Identify hotspot regions from base-level importance scores.

Parameters:

Name	Type	Description	Default
`preds`	`Dict[str, Dict]`	The raw output from the ISM experiment.	required
`strategy`	`str`	Strategy to aggregate scores at each position. 'maxabs': Use the score of the mutation with the max absolute effect. 'mean': Use the mean of all mutation scores.	`'maxabs'`
`window_size`	`int`	The size of the sliding window to find hotspots.	`10`
`percentile_threshold`	`float`	The percentile of window scores to be considered a hotspot.	`90.0`

Returns:

Type	Description
`list[tuple[int, int]]`	List[Tuple[int, int]]: A list of (start, end) tuples for each hotspot.

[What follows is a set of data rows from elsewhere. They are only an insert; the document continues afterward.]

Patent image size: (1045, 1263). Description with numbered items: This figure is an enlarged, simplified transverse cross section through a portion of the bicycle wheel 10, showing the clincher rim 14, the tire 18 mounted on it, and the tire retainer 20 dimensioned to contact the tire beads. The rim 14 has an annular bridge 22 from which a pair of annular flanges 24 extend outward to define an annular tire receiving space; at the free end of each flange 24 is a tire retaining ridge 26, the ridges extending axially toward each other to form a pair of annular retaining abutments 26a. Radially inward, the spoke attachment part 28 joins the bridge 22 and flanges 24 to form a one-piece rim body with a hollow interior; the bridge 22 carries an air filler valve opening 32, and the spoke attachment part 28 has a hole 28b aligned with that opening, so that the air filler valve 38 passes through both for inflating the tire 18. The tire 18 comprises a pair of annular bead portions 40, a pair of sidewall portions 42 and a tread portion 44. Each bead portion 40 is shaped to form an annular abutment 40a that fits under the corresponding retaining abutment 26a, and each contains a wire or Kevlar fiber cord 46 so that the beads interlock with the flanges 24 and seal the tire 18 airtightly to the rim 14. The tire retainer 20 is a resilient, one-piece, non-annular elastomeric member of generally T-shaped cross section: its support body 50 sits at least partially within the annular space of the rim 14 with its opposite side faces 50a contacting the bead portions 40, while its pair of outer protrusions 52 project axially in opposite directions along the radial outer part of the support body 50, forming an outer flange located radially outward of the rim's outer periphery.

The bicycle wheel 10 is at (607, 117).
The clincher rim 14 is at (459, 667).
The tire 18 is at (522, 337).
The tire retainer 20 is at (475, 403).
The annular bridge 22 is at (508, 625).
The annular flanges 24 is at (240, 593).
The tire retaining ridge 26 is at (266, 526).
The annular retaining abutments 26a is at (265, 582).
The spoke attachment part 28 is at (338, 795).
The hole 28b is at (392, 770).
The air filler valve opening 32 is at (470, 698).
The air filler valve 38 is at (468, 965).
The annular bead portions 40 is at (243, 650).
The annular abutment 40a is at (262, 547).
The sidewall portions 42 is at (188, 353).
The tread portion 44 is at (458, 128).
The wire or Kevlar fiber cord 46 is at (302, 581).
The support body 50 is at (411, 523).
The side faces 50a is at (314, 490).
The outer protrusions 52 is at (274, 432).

Source code in dnallm/inference/mutagenesis.py

def find_hotspots(
    self,
    preds: dict[str, dict],
    strategy="maxabs",
    window_size: int = 10,
    percentile_threshold: float = 90.0,
) -> list[tuple[int, int]]:
    """
    Identify hotspot regions from base-level importance scores.

    Args:
        preds (Dict[str, Dict]): The raw output from the ISM experiment.
        strategy (str): Strategy to aggregate scores at each position.
                        'maxabs': Use the score of the mutation with
                                  the max absolute effect.
                        'mean': Use the mean of all mutation scores.
        window_size (int): The size of the sliding window to find hotspots.
        percentile_threshold (float): The percentile of window scores to be
                                    considered a hotspot.

    Returns:
        List[Tuple[int, int]]: A list of (start, end) tuples
                               for each hotspot.
    """
    # We care about the magnitude of change, so use absolute scores
    base_scores = self.process_ism_data(preds, strategy=strategy)
    abs_scores = pd.Series(np.abs(base_scores))

    # Calculate rolling average of scores
    rolling_mean = abs_scores.rolling(
        window=window_size, center=True, min_periods=1
    ).mean()

    # Determine the score threshold for a hotspot
    threshold = np.percentile(rolling_mean, percentile_threshold)

    # Find regions above the threshold
    hotspot_mask = rolling_mean >= threshold

    # Find contiguous blocks of 'True'
    hotspots = []
    start = -1
    for i, is_hot in enumerate(hotspot_mask):
        if is_hot and start == -1:
            start = i
        elif not is_hot and start != -1:
            hotspots.append((start, i))
            start = -1
    if start != -1:
        hotspots.append((start, len(hotspot_mask)))

    # Return list of hotspot regions with window size
    hotspots_regioned = []
    for i, (start, end) in enumerate(hotspots):
        mid = (start + end) // 2
        window_start = min(max(0, mid - window_size // 2), start)
        window_end = max(
            min(mid + window_size // 2, len(base_scores)), end
        )
        # if the window is within last detected hotspot,
        # skip the current one
        if i > 0:
            prev_start, prev_end = hotspots_regioned[-1]
            if window_start >= prev_start and window_end <= prev_end:
                continue
        hotspots_regioned.append((window_start, window_end))
    self.hotspots = hotspots_regioned

    return hotspots_regioned

get_inference_engine ¶

get_inference_engine(model, tokenizer)

Create an inference engine object for the model.

Parameters:

Name	Type	Description	Default
`model`	`Any`	The model to be used for inference	required
`tokenizer`	`Any`	The tokenizer to be used for encoding sequences	required

Returns:

Name	Type	Description
`DNAInference`	`DNAInference`	The inference engine object configured with the given model and tokenizer

Source code in dnallm/inference/mutagenesis.py

def get_inference_engine(self, model: Any, tokenizer: Any) -> DNAInference:
    """Create an inference engine object for the model.

    Args:
        model: The model to be used for inference
        tokenizer: The tokenizer to be used for encoding sequences

    Returns:
        DNAInference: The inference engine object configured with the given
            model and tokenizer
    """

    inference_engine = DNAInference(
        model=model, tokenizer=tokenizer, config=self.config
    )

    return inference_engine

mlm_evaluate ¶

mlm_evaluate(return_sum=True)

Calculate pseudo-log-likelihood score using masked token prediction.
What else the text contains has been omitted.